Wyler, however, was not so impetuous as his fallen partner. His steps quickened, but he did not run headlong down the path. Knowing that his prey might be armed now, since Halston no longer answered his calls, he moved quietly and showed no light. Then he came around the turn which brought him into Simon’s and Jenny’s view, and after another few cautious steps saw the motionless body lying in the path ten feet ahead of him.

His first reaction was to crouch low and dart behind a tree at the side of the path. For a long time he stayed there, apparently listening.

Then, for some reason, Jenny moved slightly in her hiding place and caused a rustle of branches. Grey fired in that direction, waited, fired again. Getting no answering shot, he was bold enough to step back onto the path and come quickly forward.

That was when Simon pushed the lever of the spray tank hose and sent a whitish blast of spray directly into Wyler’s face. He cried out, stumbling, blinded, wincing and clawing at his eyes with one hand as the stream blasted him again. But the other hand still desperately held the gun, and he fired aimlessly into the ground or the tops of the trees.

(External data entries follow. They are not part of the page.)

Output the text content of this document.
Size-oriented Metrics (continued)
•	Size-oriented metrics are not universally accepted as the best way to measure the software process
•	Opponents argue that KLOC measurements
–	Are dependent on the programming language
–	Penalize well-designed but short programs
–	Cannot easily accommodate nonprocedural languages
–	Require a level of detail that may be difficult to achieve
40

The Saint heaved the spray tank, and it caught Wyler across the midsection, sending him sprawling backwards into the bushes. Simon was on him in a second, wrenching the pistol from his hand, and then with the greatest zest and satisfaction planting a fist several times in the center of his foam-drenched face. Wyler’s nose, undoubtedly, would be much less suitable for arrogant upturning in the future than it had been in the past, but for some time he would not be aware of that fact, nor of anything else.

“Jenny!” Simon called in a low voice. “Are you all right?”